How to read the results?

The results can be counted in the Beckman scintillation counter (1 minute per sample, program45 or 20). It is critical to use completely dry filters and organize the samples/discs properly. This is usually done as follows:

  1. Place your filter on the grid of the disc-cutting device and cut out discs containing trapped labeled DNA. The device has wells that correspond to the wells of the 96 well plates.
  2. Using designated tweezers transfer discs in an orderly way into pre-labeled 5 ml scintillation vials organized in blue racks (A1-H12).

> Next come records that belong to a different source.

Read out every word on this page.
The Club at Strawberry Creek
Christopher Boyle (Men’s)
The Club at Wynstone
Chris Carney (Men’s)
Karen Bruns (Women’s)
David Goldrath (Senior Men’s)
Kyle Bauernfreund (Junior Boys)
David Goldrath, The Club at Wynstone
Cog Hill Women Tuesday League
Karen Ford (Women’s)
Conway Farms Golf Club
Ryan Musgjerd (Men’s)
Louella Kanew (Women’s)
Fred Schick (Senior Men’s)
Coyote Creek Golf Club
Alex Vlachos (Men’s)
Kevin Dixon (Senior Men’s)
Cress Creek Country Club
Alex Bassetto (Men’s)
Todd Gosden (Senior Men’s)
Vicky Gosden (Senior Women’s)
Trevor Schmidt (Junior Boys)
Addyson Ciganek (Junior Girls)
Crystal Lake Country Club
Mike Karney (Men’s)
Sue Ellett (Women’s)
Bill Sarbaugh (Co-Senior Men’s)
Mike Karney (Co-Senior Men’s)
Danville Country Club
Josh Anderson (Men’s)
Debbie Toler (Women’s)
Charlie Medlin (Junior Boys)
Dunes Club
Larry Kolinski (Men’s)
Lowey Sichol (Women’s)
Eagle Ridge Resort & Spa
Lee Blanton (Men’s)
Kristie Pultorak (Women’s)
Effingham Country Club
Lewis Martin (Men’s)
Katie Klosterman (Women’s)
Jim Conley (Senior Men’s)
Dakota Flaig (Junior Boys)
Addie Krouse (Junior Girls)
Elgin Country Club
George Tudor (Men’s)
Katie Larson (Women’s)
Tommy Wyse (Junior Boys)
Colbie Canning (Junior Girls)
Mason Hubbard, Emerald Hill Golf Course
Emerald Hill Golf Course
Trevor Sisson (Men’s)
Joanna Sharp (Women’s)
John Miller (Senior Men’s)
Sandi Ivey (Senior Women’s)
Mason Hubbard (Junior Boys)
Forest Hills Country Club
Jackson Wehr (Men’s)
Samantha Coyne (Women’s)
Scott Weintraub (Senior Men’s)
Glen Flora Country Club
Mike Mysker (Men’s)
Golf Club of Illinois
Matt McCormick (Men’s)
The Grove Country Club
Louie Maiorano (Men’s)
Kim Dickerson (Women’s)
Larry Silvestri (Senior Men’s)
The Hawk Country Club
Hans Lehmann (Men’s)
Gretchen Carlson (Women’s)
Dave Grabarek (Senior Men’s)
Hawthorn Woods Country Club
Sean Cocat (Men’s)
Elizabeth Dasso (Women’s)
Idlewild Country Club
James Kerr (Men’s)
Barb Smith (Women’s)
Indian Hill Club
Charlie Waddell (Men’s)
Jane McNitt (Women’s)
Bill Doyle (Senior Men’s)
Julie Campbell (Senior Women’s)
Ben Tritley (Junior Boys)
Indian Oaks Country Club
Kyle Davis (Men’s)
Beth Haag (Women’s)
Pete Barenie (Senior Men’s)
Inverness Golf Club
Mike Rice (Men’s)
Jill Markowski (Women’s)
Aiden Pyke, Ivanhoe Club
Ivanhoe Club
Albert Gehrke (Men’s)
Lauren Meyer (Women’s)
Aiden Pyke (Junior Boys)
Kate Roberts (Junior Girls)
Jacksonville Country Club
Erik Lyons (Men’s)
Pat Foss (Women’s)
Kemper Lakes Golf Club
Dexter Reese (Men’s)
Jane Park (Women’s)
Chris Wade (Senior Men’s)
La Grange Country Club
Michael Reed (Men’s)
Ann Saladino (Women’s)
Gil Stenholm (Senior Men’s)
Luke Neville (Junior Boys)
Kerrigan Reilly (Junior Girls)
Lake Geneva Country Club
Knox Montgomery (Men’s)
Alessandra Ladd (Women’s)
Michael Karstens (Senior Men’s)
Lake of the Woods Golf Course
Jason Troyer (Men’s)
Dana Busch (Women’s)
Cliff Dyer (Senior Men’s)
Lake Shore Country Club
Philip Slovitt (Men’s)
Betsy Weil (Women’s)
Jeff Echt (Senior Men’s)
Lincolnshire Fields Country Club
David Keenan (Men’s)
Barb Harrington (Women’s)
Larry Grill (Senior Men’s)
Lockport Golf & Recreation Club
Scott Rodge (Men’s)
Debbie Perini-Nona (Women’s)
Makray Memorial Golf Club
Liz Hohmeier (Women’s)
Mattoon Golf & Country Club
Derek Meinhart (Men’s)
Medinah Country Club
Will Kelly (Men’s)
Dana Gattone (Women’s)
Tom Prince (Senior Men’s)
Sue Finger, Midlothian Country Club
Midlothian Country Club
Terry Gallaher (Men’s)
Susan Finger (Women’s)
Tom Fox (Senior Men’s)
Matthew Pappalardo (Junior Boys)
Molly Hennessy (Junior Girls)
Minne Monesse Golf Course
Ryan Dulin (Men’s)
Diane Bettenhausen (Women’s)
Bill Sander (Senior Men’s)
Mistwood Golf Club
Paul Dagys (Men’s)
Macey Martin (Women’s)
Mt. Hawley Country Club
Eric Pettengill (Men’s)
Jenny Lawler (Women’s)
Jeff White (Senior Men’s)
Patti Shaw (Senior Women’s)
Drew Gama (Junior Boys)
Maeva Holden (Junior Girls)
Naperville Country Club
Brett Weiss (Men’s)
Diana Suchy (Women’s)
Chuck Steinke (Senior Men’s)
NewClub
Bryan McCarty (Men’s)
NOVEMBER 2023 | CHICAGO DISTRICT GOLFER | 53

  3. Dispense 5 ml of Cytoscint or another proper scintillation liquid such as "Ready-Safe" to vials using a mechanical dispenser (in the hood) and cap the vials tightly.
  4. Place the racks in the counter and set up the program to automatic counting on program 45 or 20
  5. Collect results and clean up the counter properly by discarding vials into waste container in radioactive room
  6. Enjoy your next Nature paper or Super Cell!